Türk benliği, Türk belleğinde sunumunu yapar ama tabiiyeti transandantal ben’edir. Geçmişin tarihe dönüşümünü başka türlü açıklamak mümkün değildir. Benliğin kendini bellekte sunumu çoğu zaman aldatıcı olabilmektedir. Geçmişe saplanıp kalmak, yeniliğe direnmek gibi durumlar nedeniyle nostaljik bir unsur olarak benliğin anlaşıldığı açıktır. Oysa asıl mesele bütün hikayeyi mümkün kılandır, hikayenin kendisine biçimsel bir bağlılık gereksizdir.

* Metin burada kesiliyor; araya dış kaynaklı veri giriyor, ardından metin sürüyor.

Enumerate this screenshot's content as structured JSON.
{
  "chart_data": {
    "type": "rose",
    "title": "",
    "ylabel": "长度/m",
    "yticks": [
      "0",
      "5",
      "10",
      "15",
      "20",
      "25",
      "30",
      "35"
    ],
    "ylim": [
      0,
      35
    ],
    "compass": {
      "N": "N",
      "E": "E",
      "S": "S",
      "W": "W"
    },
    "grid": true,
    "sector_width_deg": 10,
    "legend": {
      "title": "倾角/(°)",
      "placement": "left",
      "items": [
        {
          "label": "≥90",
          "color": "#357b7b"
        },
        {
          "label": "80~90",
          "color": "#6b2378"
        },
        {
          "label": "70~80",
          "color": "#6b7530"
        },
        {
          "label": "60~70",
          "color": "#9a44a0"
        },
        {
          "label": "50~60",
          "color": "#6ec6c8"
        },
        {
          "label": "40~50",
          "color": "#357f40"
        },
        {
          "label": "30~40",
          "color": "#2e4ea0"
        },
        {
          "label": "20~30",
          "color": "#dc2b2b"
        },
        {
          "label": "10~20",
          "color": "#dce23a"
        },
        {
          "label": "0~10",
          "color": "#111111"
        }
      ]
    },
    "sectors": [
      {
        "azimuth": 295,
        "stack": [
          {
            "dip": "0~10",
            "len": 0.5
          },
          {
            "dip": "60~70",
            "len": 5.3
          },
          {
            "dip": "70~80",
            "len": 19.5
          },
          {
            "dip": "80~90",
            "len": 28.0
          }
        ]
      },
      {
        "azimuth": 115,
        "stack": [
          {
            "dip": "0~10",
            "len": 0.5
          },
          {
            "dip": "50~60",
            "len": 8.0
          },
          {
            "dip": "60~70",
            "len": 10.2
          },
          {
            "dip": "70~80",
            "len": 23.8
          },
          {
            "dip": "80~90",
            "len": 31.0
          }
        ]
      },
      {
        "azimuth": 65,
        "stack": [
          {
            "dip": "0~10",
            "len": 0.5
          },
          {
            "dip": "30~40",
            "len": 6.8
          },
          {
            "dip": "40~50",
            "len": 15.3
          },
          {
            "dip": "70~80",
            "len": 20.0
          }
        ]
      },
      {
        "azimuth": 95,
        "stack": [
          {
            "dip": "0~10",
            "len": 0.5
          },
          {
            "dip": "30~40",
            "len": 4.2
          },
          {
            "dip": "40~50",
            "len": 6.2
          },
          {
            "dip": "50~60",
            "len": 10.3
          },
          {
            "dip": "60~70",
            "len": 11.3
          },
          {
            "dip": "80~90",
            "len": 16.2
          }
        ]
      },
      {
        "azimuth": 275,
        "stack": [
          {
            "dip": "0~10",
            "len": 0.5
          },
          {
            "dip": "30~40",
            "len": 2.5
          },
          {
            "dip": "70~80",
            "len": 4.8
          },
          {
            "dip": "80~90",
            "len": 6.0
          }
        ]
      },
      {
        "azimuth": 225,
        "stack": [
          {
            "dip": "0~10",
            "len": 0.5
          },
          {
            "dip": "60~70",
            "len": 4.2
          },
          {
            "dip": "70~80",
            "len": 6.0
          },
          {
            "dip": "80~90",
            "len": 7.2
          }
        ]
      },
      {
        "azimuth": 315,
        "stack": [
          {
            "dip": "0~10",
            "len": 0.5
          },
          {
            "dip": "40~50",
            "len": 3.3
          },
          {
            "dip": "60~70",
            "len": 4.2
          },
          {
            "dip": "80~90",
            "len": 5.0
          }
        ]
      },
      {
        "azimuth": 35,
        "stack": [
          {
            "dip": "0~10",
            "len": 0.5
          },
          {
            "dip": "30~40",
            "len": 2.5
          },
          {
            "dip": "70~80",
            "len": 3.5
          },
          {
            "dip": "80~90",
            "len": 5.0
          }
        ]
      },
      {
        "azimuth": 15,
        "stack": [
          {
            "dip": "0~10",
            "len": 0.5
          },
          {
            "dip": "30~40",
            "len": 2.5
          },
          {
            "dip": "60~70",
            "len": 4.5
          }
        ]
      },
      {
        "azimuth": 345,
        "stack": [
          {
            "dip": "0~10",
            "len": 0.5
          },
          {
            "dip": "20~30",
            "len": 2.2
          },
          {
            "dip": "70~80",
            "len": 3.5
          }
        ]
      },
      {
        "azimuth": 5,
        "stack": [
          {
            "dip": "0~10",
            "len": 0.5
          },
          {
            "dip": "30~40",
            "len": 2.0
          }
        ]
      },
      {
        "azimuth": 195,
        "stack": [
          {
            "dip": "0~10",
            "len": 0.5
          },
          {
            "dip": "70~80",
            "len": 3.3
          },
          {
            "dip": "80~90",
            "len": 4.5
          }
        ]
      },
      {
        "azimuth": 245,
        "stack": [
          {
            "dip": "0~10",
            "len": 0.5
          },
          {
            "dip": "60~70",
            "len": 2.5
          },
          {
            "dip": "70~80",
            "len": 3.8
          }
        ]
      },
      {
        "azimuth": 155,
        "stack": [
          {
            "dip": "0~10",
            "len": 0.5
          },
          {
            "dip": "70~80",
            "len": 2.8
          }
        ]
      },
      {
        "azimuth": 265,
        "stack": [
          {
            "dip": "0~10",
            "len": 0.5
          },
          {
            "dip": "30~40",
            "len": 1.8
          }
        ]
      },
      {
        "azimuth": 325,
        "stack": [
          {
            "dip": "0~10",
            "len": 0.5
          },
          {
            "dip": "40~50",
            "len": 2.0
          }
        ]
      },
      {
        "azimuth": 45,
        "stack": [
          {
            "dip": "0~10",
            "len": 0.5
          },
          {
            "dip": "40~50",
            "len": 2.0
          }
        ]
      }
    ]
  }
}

Türk Devrimi, dün olduğu gibi bugün de dirimlidir. Türk benliğinin inşası mazide kalmış değildir, yeni bir aşamada kendini yeniden sunmaya hazırlanmaktadır. Sosyal devrimin sınıfsızlıkçı yönsemesi içinde bu yeni sunum bir anlam ifade eder. Özgürlük ve eşitliğin sırayla değil, aynı anda talep edildiği bir aşamadır bu. Birinden birini tercih etmek istemeyen devrimci bir bilincin inşasına tanıklık etmekteyiz. Tinin bugün “ben” söylemleri ile devinmesini bu bağlamda eşitlik istencine muhalif görmemek gerekir. Gazi Mustafa Kemal’in yaptığı gibi, bir şeyi oldurmaya çalışmaktansa olmasının önündeki engelleri kaldırmaya odaklanmak gerekir.